Charlotte Hertzberg, una niña de 8 años de Monsey, Nueva York, iba en bicicleta cerca de su casa cuando fue atropellada por un automóvil y falleció. El conductor, que asumió de inmediato la responsabilidad por el terrible accidente, era un amigo íntimo y de muchos años de Yehuda, el padre de Charlotte.
“En este momento, mi esposa y yo comprendimos que estábamos ante una prueba, un verdadero desafío”, dijo Yehuda, el padre de Charlotte, durante el funeral. “Mi mejor amigo jamás quiso que esto ocurriera. No vamos a caer ni vamos a pelear. No permitiremos que la inclinación al mal venza. Transformaremos esta tragedia en una oportunidad para reparar y fortalecer los valores del pueblo judío.”
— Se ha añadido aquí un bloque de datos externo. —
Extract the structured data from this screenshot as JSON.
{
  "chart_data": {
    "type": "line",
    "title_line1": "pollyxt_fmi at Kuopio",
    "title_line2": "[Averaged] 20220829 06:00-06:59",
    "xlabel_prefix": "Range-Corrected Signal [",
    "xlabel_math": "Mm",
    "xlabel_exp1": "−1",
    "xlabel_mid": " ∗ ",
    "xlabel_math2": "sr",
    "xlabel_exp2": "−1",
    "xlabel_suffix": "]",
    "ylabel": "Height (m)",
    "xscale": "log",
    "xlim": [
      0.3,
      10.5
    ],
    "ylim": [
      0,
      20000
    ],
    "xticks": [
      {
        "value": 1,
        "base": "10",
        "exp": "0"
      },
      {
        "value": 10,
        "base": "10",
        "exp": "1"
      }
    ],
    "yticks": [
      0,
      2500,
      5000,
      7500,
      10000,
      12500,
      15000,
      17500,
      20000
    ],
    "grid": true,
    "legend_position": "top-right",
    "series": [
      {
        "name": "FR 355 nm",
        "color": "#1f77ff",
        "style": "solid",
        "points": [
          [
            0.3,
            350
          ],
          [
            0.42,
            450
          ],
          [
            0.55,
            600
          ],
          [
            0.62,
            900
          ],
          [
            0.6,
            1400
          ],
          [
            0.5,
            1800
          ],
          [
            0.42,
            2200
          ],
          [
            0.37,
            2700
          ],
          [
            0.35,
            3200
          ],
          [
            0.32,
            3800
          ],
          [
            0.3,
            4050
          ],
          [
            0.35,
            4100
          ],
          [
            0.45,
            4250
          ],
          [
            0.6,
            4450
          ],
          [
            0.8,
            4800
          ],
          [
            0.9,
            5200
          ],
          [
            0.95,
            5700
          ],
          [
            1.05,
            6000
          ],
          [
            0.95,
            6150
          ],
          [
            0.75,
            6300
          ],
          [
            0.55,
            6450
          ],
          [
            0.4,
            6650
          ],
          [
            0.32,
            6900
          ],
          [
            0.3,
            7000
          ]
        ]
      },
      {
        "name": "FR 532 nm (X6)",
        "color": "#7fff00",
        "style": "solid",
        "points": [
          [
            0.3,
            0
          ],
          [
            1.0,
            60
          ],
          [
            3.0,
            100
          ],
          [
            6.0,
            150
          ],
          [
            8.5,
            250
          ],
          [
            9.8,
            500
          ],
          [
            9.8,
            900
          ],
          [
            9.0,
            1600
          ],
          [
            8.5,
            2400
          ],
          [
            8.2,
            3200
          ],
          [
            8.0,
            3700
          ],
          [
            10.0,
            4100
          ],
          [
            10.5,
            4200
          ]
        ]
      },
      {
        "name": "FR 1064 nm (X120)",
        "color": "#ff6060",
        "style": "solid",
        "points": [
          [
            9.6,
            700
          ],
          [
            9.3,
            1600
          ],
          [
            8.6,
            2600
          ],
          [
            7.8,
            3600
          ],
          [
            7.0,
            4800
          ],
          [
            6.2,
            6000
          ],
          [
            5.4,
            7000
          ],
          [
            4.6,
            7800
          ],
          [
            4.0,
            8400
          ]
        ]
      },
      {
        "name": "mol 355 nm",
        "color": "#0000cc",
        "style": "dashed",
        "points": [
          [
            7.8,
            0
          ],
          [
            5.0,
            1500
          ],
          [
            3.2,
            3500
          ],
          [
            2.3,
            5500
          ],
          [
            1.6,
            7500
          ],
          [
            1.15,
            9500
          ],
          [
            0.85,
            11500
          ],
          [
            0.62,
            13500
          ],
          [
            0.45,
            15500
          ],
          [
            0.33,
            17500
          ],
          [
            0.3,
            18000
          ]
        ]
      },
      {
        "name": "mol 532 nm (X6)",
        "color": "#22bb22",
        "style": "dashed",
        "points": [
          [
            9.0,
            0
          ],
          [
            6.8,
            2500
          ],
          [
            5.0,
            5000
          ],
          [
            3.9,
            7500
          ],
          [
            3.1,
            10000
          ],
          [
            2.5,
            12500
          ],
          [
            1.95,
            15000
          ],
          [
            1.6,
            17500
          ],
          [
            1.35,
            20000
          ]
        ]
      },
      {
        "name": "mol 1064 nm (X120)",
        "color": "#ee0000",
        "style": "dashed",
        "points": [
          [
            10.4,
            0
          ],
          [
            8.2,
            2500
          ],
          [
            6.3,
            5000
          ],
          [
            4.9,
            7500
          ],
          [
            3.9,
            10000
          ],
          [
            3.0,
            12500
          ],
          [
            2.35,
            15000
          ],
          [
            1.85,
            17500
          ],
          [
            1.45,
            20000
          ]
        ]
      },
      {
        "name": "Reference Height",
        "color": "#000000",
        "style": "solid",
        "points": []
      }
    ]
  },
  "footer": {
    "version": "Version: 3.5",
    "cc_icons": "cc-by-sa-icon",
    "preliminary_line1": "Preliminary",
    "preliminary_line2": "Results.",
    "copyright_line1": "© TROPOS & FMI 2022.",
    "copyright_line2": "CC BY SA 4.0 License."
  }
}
En su discurso fúnebre, pidió que la tragedia trajera más unidad y paz. Al día siguiente, cuando las personas llegaron para dar el pésame a la familia, encontraron en la casa al conductor involucrado y a su esposa, quienes son amigos muy cercanos de la familia. Todos lloraron juntos y se dieron fuerzas mutuamente.
Incluso durante los siete días de duelo nació la campaña “Shalom para Charlotte”. La familia pide a todo aquel que pueda poner fin a una vieja disputa, sanar un resentimiento acumulado, resolver un conflicto con un vecino o restablecer una relación familiar rota, que lo haga en memoria de Charlotte y que también les cuente su historia.
Al momento de escribirse estas líneas, el sitio web ya había reunido 2.377 historias de reconciliación provenientes de 42 países. “Podíamos haber elegido culpar, enojarnos y hundirnos en el dolor”, explica la familia en el sitio. “Pero hemos decidido pedirnos a nosotros mismos y también a ustedes que acerquemos la redención mediante pequeños actos de madurez y responsabilidad.”
Las historias son conmovedoras: dos hermanos que llevaban siete años sin hablarse volvieron a comunicarse; socios de negocios que no se dirigían la palabra desde hacía tres meses lograron reconciliarse; una sinagoga que estaba a punto de dividirse por una disputa decidió iniciar un proceso de mediación; y unos padres que sufrían el distanciamiento de su hijo le enviaron un mensaje de texto lleno de cariño: “Pensamos en ti, esperamos que estés bien”, recibiendo por primera vez una respuesta de su hijo.
Durante el período de las Tres Semanas, previo al ayuno de Tishá BeAv, hablamos mucho del amor gratuito y desinteresado (Ahavat Jinam). El rabino Eliyahu Brodny, uno de los líderes del judaísmo en Estados Unidos, dio una clase cuando el número de historias de reconciliación había alcanzado “sólo” quinientas, y dijo:
“Yo puedo enseñar lecciones de Torá sobre la paz y sobre el perfeccionamiento del carácter, pero en estos días todo el pueblo judío está recibiendo una lección viva, delante de sus propios ojos. Entre nosotros viven personas extraordinarias que nos están invitando a crecer junto con ellas.”
“¿Será posible que en Israel no hayan oído hablar de Charlotte?”, preguntó la lectora desde Nueva York. Espero que ahora sí la conozcan un poco más y que también se sumen a esta iniciativa.